19.5.11

THE CASE FOR SELF-ORGANIZATION.  Walter Russell Mead compares and contrasts the masses and the elites.
The American people have never been as religiously tolerant as they are today, as concerned about the environment, or more willing to make sacrifices around the world to promote the peace and well being of humanity as a whole.

By contrast, we have never had an Establishment that was so ill-equipped to lead.  It is the Establishment, not the people, that is falling down on the job.

Here in the early years of the twenty-first century, the American elite is a walking disaster and is in every way less capable than its predecessors.  It is less in touch with American history and culture, less personally honest, less productive, less forward looking, less effective at and less committed to child rearing, less freedom loving, less sacrificially patriotic and less entrepreneurial than predecessor generations.  Its sense of entitlement and snobbery is greater than at any time since the American Revolution; its addiction to privilege is greater than during the Gilded Age and its ability to raise its young to be productive and courageous leaders of society has largely collapsed.
Do your own thing might be the morality of the hippie commune, but it's not a morality conducive to sustaining trust among people whose prosperity depends on sufficient trust to sustain a complex division of labor.
Take Wall Street.  (Please!)  Our corrupt financial and corporate establishment has by and large lost its concern for the well being of the American state and the American people.  Raj Rajaratnam’s conviction on 14 counts of insider trading is only the latest of a string of scandals, blunders and crimes that demonstrate the moral vacuity of the best and the brightest in the United States.  Matt Taibbi’s article in Rolling Stone may be a little over the top for some tastes, but even if the Goldman Sachs executives he describes did nothing illegal, it is painfully clear that a great American financial institution has lost its moral compass. There is a dangerous moral vacuum at the heart of the American Financial Establishment.

We have had financial scandals before and we have had waves of corporate crime.  We have had pirates and robber barons.  But we have never seen a collapse of ordinary morality in the corporate suites on the scale of the last twenty years.  We have never seen naked money grubbing among our politicians akin to the way some recent figures in both parties have cashed in.  Human nature hasn’t changed, but a kind of moral grade inflation has set in and key segments of the American Establishment are increasingly accepting the unacceptable as OK.  Investment banks betray their clients; robo-signers essentially forge mortgage documents day after day and month after month; insider traders are lionized.   Free markets actually require a certain basic level of honesty to work; if we can’t be more honest than this neither our markets nor we ourselves will remain free for very long.
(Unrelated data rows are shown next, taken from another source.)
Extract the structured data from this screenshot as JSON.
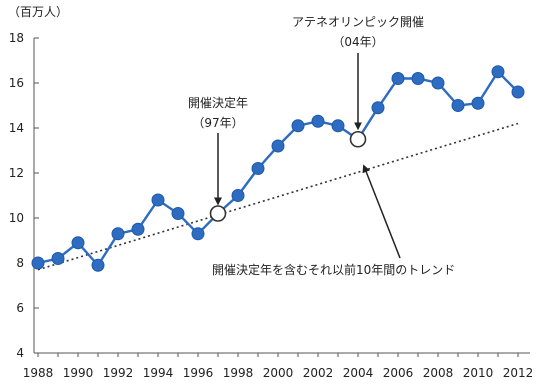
{
  "chart_data": {
    "type": "line",
    "title": "",
    "xlabel": "",
    "ylabel": "（百万人）",
    "ylim": [
      4,
      18
    ],
    "yticks": [
      4,
      6,
      8,
      10,
      12,
      14,
      16,
      18
    ],
    "xticks": [
      1988,
      1990,
      1992,
      1994,
      1996,
      1998,
      2000,
      2002,
      2004,
      2006,
      2008,
      2010,
      2012
    ],
    "xlim": [
      1988,
      2012
    ],
    "grid": false,
    "series": [
      {
        "name": "",
        "color": "#2d6cc0",
        "x": [
          1988,
          1989,
          1990,
          1991,
          1992,
          1993,
          1994,
          1995,
          1996,
          1997,
          1998,
          1999,
          2000,
          2001,
          2002,
          2003,
          2004,
          2005,
          2006,
          2007,
          2008,
          2009,
          2010,
          2011,
          2012
        ],
        "y": [
          8.0,
          8.2,
          8.9,
          7.9,
          9.3,
          9.5,
          10.8,
          10.2,
          9.3,
          10.2,
          11.0,
          12.2,
          13.2,
          14.1,
          14.3,
          14.1,
          13.5,
          14.9,
          16.2,
          16.2,
          16.0,
          15.0,
          15.1,
          16.5,
          15.6
        ],
        "highlight_years": [
          1997,
          2004
        ]
      }
    ],
    "trend": {
      "label": "開催決定年を含むそれ以前10年間のトレンド",
      "x": [
        1988,
        2012
      ],
      "y": [
        7.7,
        14.2
      ],
      "style": "dotted"
    },
    "annotations": [
      {
        "id": "decision",
        "line1": "開催決定年",
        "line2": "（97年）",
        "year": 1997
      },
      {
        "id": "athens",
        "line1": "アテネオリンピック開催",
        "line2": "（04年）",
        "year": 2004
      }
    ]
  }
}
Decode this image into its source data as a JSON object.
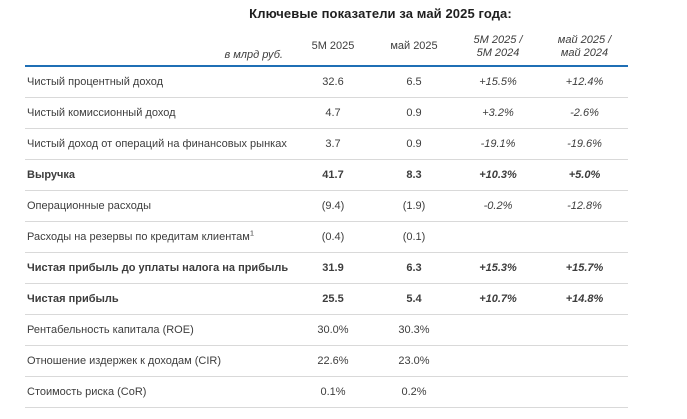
{
  "title": "Ключевые показатели за май 2025 года:",
  "table": {
    "unit_label": "в млрд руб.",
    "columns": [
      "5М 2025",
      "май 2025",
      "5М 2025 /\n5М 2024",
      "май 2025 /\nмай 2024"
    ],
    "rows": [
      {
        "label": "Чистый процентный доход",
        "values": [
          "32.6",
          "6.5",
          "+15.5%",
          "+12.4%"
        ],
        "bold": false
      },
      {
        "label": "Чистый комиссионный доход",
        "values": [
          "4.7",
          "0.9",
          "+3.2%",
          "-2.6%"
        ],
        "bold": false
      },
      {
        "label": "Чистый доход от операций на финансовых рынках",
        "values": [
          "3.7",
          "0.9",
          "-19.1%",
          "-19.6%"
        ],
        "bold": false
      },
      {
        "label": "Выручка",
        "values": [
          "41.7",
          "8.3",
          "+10.3%",
          "+5.0%"
        ],
        "bold": true
      },
      {
        "label": "Операционные расходы",
        "values": [
          "(9.4)",
          "(1.9)",
          "-0.2%",
          "-12.8%"
        ],
        "bold": false
      },
      {
        "label": "Расходы на резервы по кредитам клиентам",
        "footnote_marker": "1",
        "values": [
          "(0.4)",
          "(0.1)",
          "",
          ""
        ],
        "bold": false
      },
      {
        "label": "Чистая прибыль до уплаты налога на прибыль",
        "values": [
          "31.9",
          "6.3",
          "+15.3%",
          "+15.7%"
        ],
        "bold": true
      },
      {
        "label": "Чистая прибыль",
        "values": [
          "25.5",
          "5.4",
          "+10.7%",
          "+14.8%"
        ],
        "bold": true
      },
      {
        "label": "Рентабельность капитала (ROE)",
        "values": [
          "30.0%",
          "30.3%",
          "",
          ""
        ],
        "bold": false
      },
      {
        "label": "Отношение издержек к доходам (CIR)",
        "values": [
          "22.6%",
          "23.0%",
          "",
          ""
        ],
        "bold": false
      },
      {
        "label": "Стоимость риска (CoR)",
        "values": [
          "0.1%",
          "0.2%",
          "",
          ""
        ],
        "bold": false
      }
    ]
  },
  "colors": {
    "accent_rule_blue": "#1F6FB5",
    "row_separator_gray": "#D9D9D9",
    "text_dark": "#3D3D3D"
  }
}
Many problems troubling America today are rooted in the poor performance of our elite educational institutions, the moral and social collapse of our ‘best’ families and the culture of narcissism and entitlement that has transformed the American elite into a flabby minded, strategically inept and morally confused parody of itself.  Probably the best depiction of our elite in popular culture is the petulantly narcissistic Prince Charming in Shrek 2; our educational institutions are like the Fairy Godmother, weaving shoddy, cheap, feel-good illusions into a gossamer tissue of flattering lies.
Professor Mead expands on the gains and losses from entrusting meritocracy to improve the institutional structure for that division of labor.

The deeper problem, however, is that the gatekeepers for the meritocracy decided to question the notion of meritocracy itself.
Steven Knapp, president of George Washington, outlined a lingering tension between the things academics say about cultural objects and the way people admire those objects.
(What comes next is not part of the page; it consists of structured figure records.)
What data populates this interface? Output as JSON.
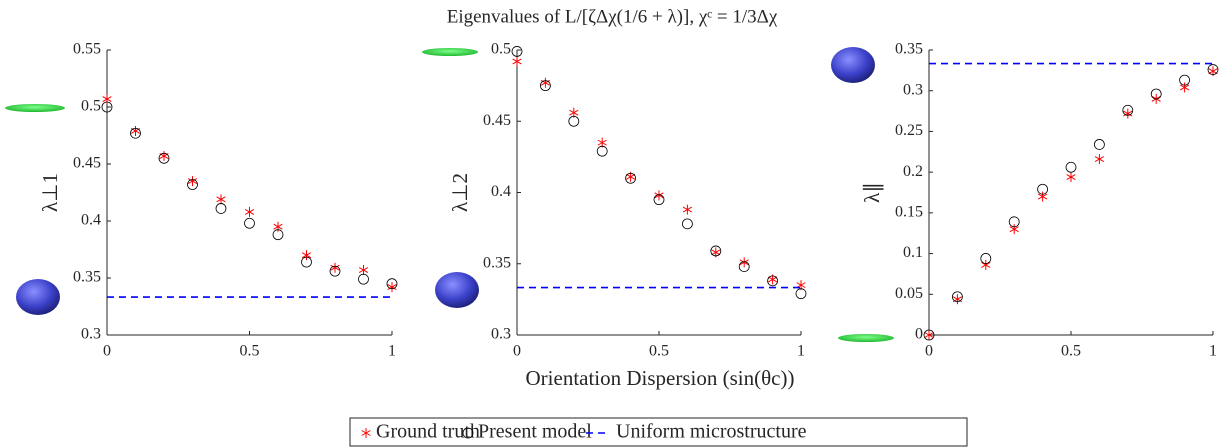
{
  "title": "Eigenvalues of L/[ζΔχ(1/6 + λ)],    χᶜ = 1/3Δχ",
  "xlabel": "Orientation Dispersion (sin(θc))",
  "chart_data": [
    {
      "type": "scatter",
      "ylabel": "λ⊥1",
      "x": [
        0,
        0.1,
        0.2,
        0.3,
        0.4,
        0.5,
        0.6,
        0.7,
        0.8,
        0.9,
        1
      ],
      "xlim": [
        0,
        1
      ],
      "xticks": [
        0,
        0.5,
        1
      ],
      "ylim": [
        0.3,
        0.55
      ],
      "yticks": [
        0.3,
        0.35,
        0.4,
        0.45,
        0.5,
        0.55
      ],
      "series": [
        {
          "name": "Ground truth",
          "color": "#ff0000",
          "marker": "*",
          "values": [
            0.507,
            0.479,
            0.457,
            0.435,
            0.419,
            0.408,
            0.395,
            0.37,
            0.359,
            0.357,
            0.342
          ]
        },
        {
          "name": "Present model",
          "color": "#000000",
          "marker": "o",
          "values": [
            0.5,
            0.477,
            0.455,
            0.432,
            0.411,
            0.398,
            0.388,
            0.364,
            0.356,
            0.349,
            0.345
          ]
        },
        {
          "name": "Uniform microstructure",
          "color": "#0000ff",
          "linestyle": "--",
          "hline": 0.3333
        }
      ]
    },
    {
      "type": "scatter",
      "ylabel": "λ⊥2",
      "x": [
        0,
        0.1,
        0.2,
        0.3,
        0.4,
        0.5,
        0.6,
        0.7,
        0.8,
        0.9,
        1
      ],
      "xlim": [
        0,
        1
      ],
      "xticks": [
        0,
        0.5,
        1
      ],
      "ylim": [
        0.3,
        0.5
      ],
      "yticks": [
        0.3,
        0.35,
        0.4,
        0.45,
        0.5
      ],
      "series": [
        {
          "name": "Ground truth",
          "color": "#ff0000",
          "marker": "*",
          "values": [
            0.492,
            0.477,
            0.456,
            0.435,
            0.411,
            0.398,
            0.388,
            0.358,
            0.351,
            0.339,
            0.335
          ]
        },
        {
          "name": "Present model",
          "color": "#000000",
          "marker": "o",
          "values": [
            0.499,
            0.475,
            0.45,
            0.429,
            0.41,
            0.395,
            0.378,
            0.359,
            0.348,
            0.338,
            0.329
          ]
        },
        {
          "name": "Uniform microstructure",
          "color": "#0000ff",
          "linestyle": "--",
          "hline": 0.3333
        }
      ]
    },
    {
      "type": "scatter",
      "ylabel": "λ∥",
      "x": [
        0,
        0.1,
        0.2,
        0.3,
        0.4,
        0.5,
        0.6,
        0.7,
        0.8,
        0.9,
        1
      ],
      "xlim": [
        0,
        1
      ],
      "xticks": [
        0,
        0.5,
        1
      ],
      "ylim": [
        0,
        0.35
      ],
      "yticks": [
        0,
        0.05,
        0.1,
        0.15,
        0.2,
        0.25,
        0.3,
        0.35
      ],
      "series": [
        {
          "name": "Ground truth",
          "color": "#ff0000",
          "marker": "*",
          "values": [
            0,
            0.044,
            0.086,
            0.13,
            0.17,
            0.194,
            0.216,
            0.272,
            0.29,
            0.304,
            0.324
          ]
        },
        {
          "name": "Present model",
          "color": "#000000",
          "marker": "o",
          "values": [
            0,
            0.047,
            0.094,
            0.139,
            0.179,
            0.206,
            0.234,
            0.276,
            0.296,
            0.313,
            0.326
          ]
        },
        {
          "name": "Uniform microstructure",
          "color": "#0000ff",
          "linestyle": "--",
          "hline": 0.3333
        }
      ]
    }
  ]
}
“What matters to the public is Shakespeare,” he observed, “not ‘the logic of theatrical representation.’ What matters is the story of America, not ‘the ideological structure of American essentialism.’ ” He went so far as to chide the high-cachet schools of deconstruction, Marxism, feminism, and anticolonialism because they “took a critical turn against culturally prestigious objects.” Knapp left the implication unstated: Humanities professors disrespected great works, so naturally the public turned around and disrespected them.
It's not yet the end of the world, and yet we can see it.
Princeton philosopher Kwame Anthony Appiah regretted the threat to “works of the past” in a utilitarian, scientistic culture, adding, “I don’t think that our civilization is so degraded that we have to defend giving attention to what is excellent.”
Higher education is failing the market test all the same.
The economics of the university have raised the stakes to actual survival, making provocative and radical positions look irresponsible. A new sobriety and realism have set in, and if more meetings repeat the tenor and content of the [symposium], the humanities might regain some prestige and climb back to their proper, essential place in higher education.
That is, if the vocationalism doesn't turn the universities into residential high schools first.